Veterans Affairs

Neurorehabilitation of brain following stroke

System retrains the brain to control upper body movement

Medical & Biotechnology

Stroke is the leading cause of long-term disability worldwide and the number of affected people increases every year. Though promising work has shown some recovery of upper limb function after a stroke, not all patients exhibit improvement, and regrettably, there is no established method to restore upper limb function to normal.

Brain-computer interfaces (BCI) can, in real-time, record and decode some measurable brain neurophysiological signals and translate brain signal features into a format that may prove useful as a neural feedback system for motor learning in stroke survivors.

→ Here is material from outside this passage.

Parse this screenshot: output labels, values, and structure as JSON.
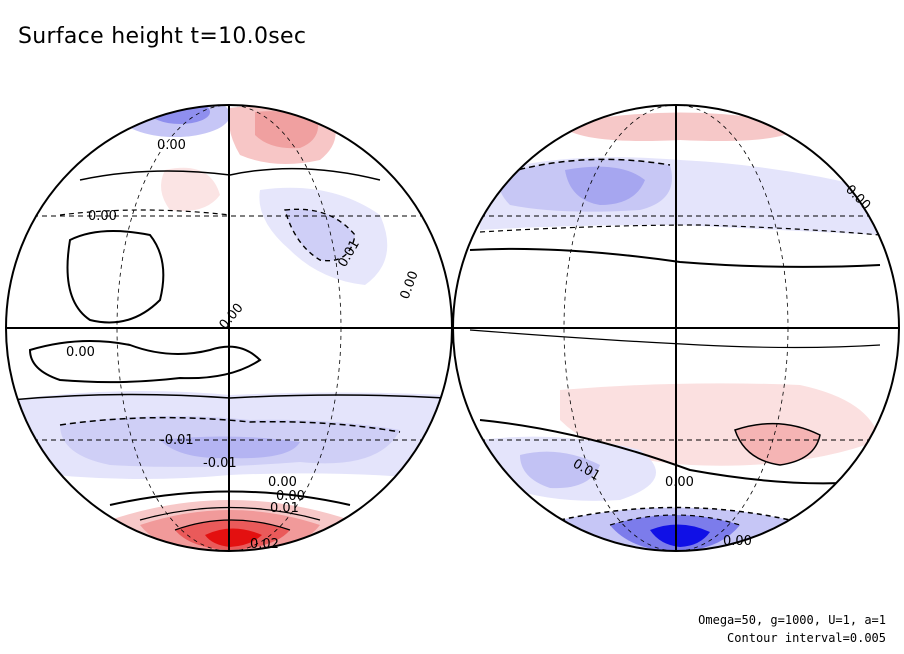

Previous BCI studies, with non- invasive signal recording approaches, have used electroencephalography (EEG) or magnetoencephalography (MEG), hemodynamic signals based on real-time functional magnetic resonance imaging (rtfMRI), and functional near-infrared spectroscopy (fNIRS). But connecting brain signals with limb movement has been challenging.

Department of Veterans Affairs funded researchers have moved further with brain activated limb movement with a new approach. The method comprises analyzing the brain of a non-impaired subject during body movement using rtfMRI in order to target brain areas associated with specific body movements. Then fNIRS is used to monitor the brain of an impaired individual at the targeted brain areas generating an output signal from the fNIRS device corresponding to brain activity in the targeted brain areas. That output signal is used to produce visual cues to the patient corresponding to positive or negative feedback relating to the extent of brain activity in the targeted brain areas.

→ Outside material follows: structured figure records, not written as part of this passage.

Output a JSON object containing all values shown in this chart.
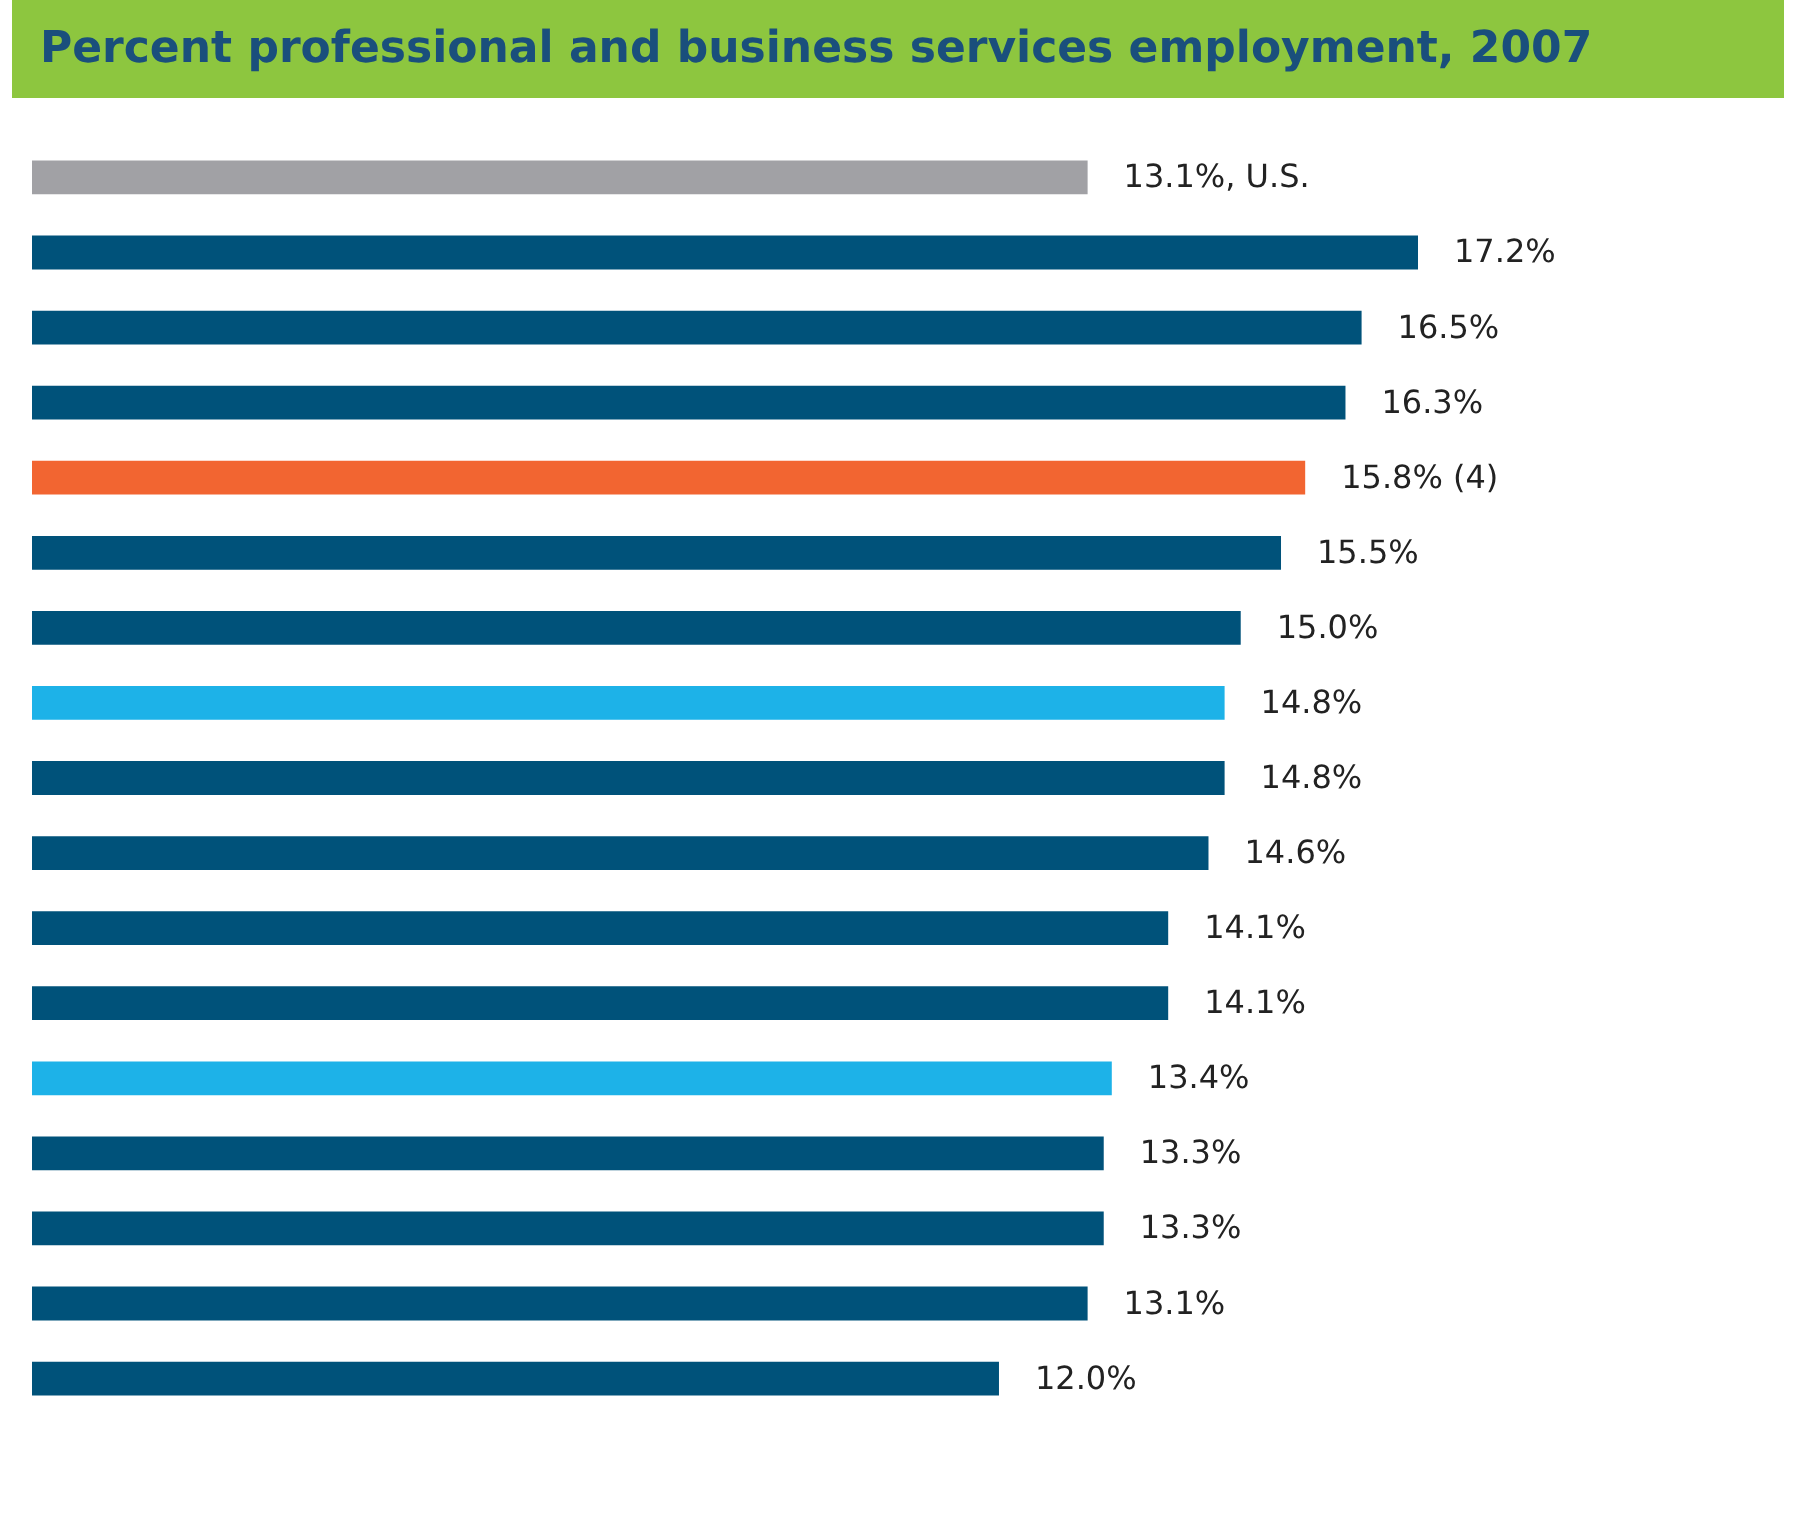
{
  "chart_data": {
    "type": "bar",
    "orientation": "horizontal",
    "title": "Percent professional and business services employment, 2007",
    "categories": [
      null,
      null,
      null,
      null,
      null,
      null,
      null,
      null,
      null,
      null,
      null,
      null,
      null,
      null,
      null,
      null,
      null
    ],
    "values": [
      13.1,
      17.2,
      16.5,
      16.3,
      15.8,
      15.5,
      15.0,
      14.8,
      14.8,
      14.6,
      14.1,
      14.1,
      13.4,
      13.3,
      13.3,
      13.1,
      12.0
    ],
    "colors": [
      "#a1a1a5",
      "#00527a",
      "#00527a",
      "#00527a",
      "#f26531",
      "#00527a",
      "#00527a",
      "#1db2e8",
      "#00527a",
      "#00527a",
      "#00527a",
      "#00527a",
      "#1db2e8",
      "#00527a",
      "#00527a",
      "#00527a",
      "#00527a"
    ],
    "value_labels": [
      "13.1%, U.S.",
      "17.2%",
      "16.5%",
      "16.3%",
      "15.8% (4)",
      "15.5%",
      "15.0%",
      "14.8%",
      "14.8%",
      "14.6%",
      "14.1%",
      "14.1%",
      "13.4%",
      "13.3%",
      "13.3%",
      "13.1%",
      "12.0%"
    ]
  }
}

From there, the fNIRS device triggers an electrical muscle stimulation device targeting muscles corresponding to brain activity in the targeted brain areas. The functional electrical stimulation (FES) device stimulates muscles to produce movement and afferent nerve impulses which further stimulate the brain, thereby forming a closed-loop feedback system [brain-fNIRS-FES device-afferent nerves] for neural training.

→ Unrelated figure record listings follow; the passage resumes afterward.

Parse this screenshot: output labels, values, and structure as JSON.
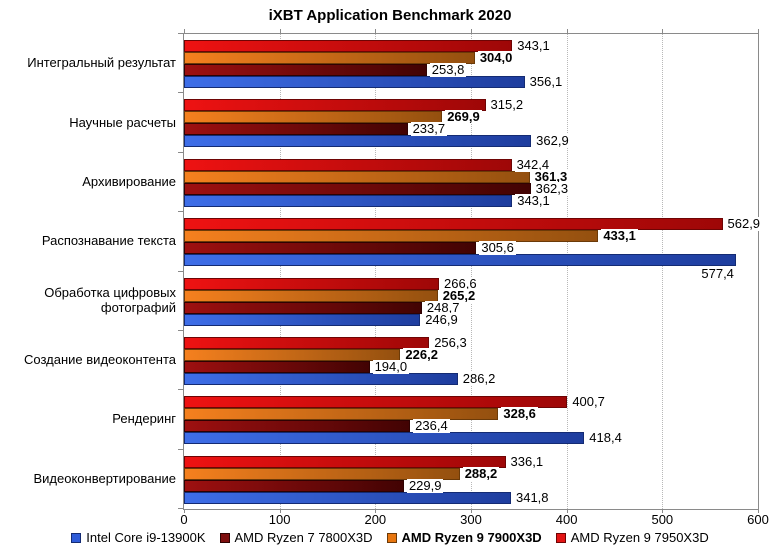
{
  "chart_data": {
    "type": "bar",
    "orientation": "horizontal",
    "title": "iXBT Application Benchmark 2020",
    "xlabel": "",
    "ylabel": "",
    "xlim": [
      0,
      600
    ],
    "xticks": [
      0,
      100,
      200,
      300,
      400,
      500,
      600
    ],
    "grid": "vertical-dotted",
    "legend_position": "bottom",
    "bar_draw_order_within_group": "reversed-legend-order-top-to-bottom",
    "categories": [
      "Интегральный результат",
      "Научные расчеты",
      "Архивирование",
      "Распознавание текста",
      "Обработка цифровых фотографий",
      "Создание видеоконтента",
      "Рендеринг",
      "Видеоконвертирование"
    ],
    "series": [
      {
        "name": "Intel Core i9-13900K",
        "bold": false,
        "color_start": "#3e6ee8",
        "color_end": "#1e3d9e",
        "color_border": "#142b73",
        "legend_color": "#2e5bd8",
        "values": [
          356.1,
          362.9,
          343.1,
          577.4,
          246.9,
          286.2,
          418.4,
          341.8
        ],
        "labels": [
          "356,1",
          "362,9",
          "343,1",
          "577,4",
          "246,9",
          "286,2",
          "418,4",
          "341,8"
        ]
      },
      {
        "name": "AMD Ryzen 7 7800X3D",
        "bold": false,
        "color_start": "#9e1010",
        "color_end": "#420303",
        "color_border": "#2e0202",
        "legend_color": "#7e0e0e",
        "values": [
          253.8,
          233.7,
          362.3,
          305.6,
          248.7,
          194.0,
          236.4,
          229.9
        ],
        "labels": [
          "253,8",
          "233,7",
          "362,3",
          "305,6",
          "248,7",
          "194,0",
          "236,4",
          "229,9"
        ]
      },
      {
        "name": "AMD Ryzen 9 7900X3D",
        "bold": true,
        "color_start": "#f5801e",
        "color_end": "#94500f",
        "color_border": "#6b3a08",
        "legend_color": "#e8760f",
        "values": [
          304.0,
          269.9,
          361.3,
          433.1,
          265.2,
          226.2,
          328.6,
          288.2
        ],
        "labels": [
          "304,0",
          "269,9",
          "361,3",
          "433,1",
          "265,2",
          "226,2",
          "328,6",
          "288,2"
        ]
      },
      {
        "name": "AMD Ryzen 9 7950X3D",
        "bold": false,
        "color_start": "#ee1212",
        "color_end": "#9e0707",
        "color_border": "#6e0404",
        "legend_color": "#e31414",
        "values": [
          343.1,
          315.2,
          342.4,
          562.9,
          266.6,
          256.3,
          400.7,
          336.1
        ],
        "labels": [
          "343,1",
          "315,2",
          "342,4",
          "562,9",
          "266,6",
          "256,3",
          "400,7",
          "336,1"
        ]
      }
    ]
  }
}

Functional near-infrared spectroscopy enables a low-cost, non-invasive approach for safely measuring brain activity using near-infrared light. Patterns of fNIRS signals during motor execution and imagery are decoded and interpreted, thus making them useful to provide neural feedback for the purpose of motor learning. Minimal movement artifacts help in the precise acquisition of fNIRS signals during motor tasks. Portable versions of the system can be used for a variety of neuro-rehabilitation protocols.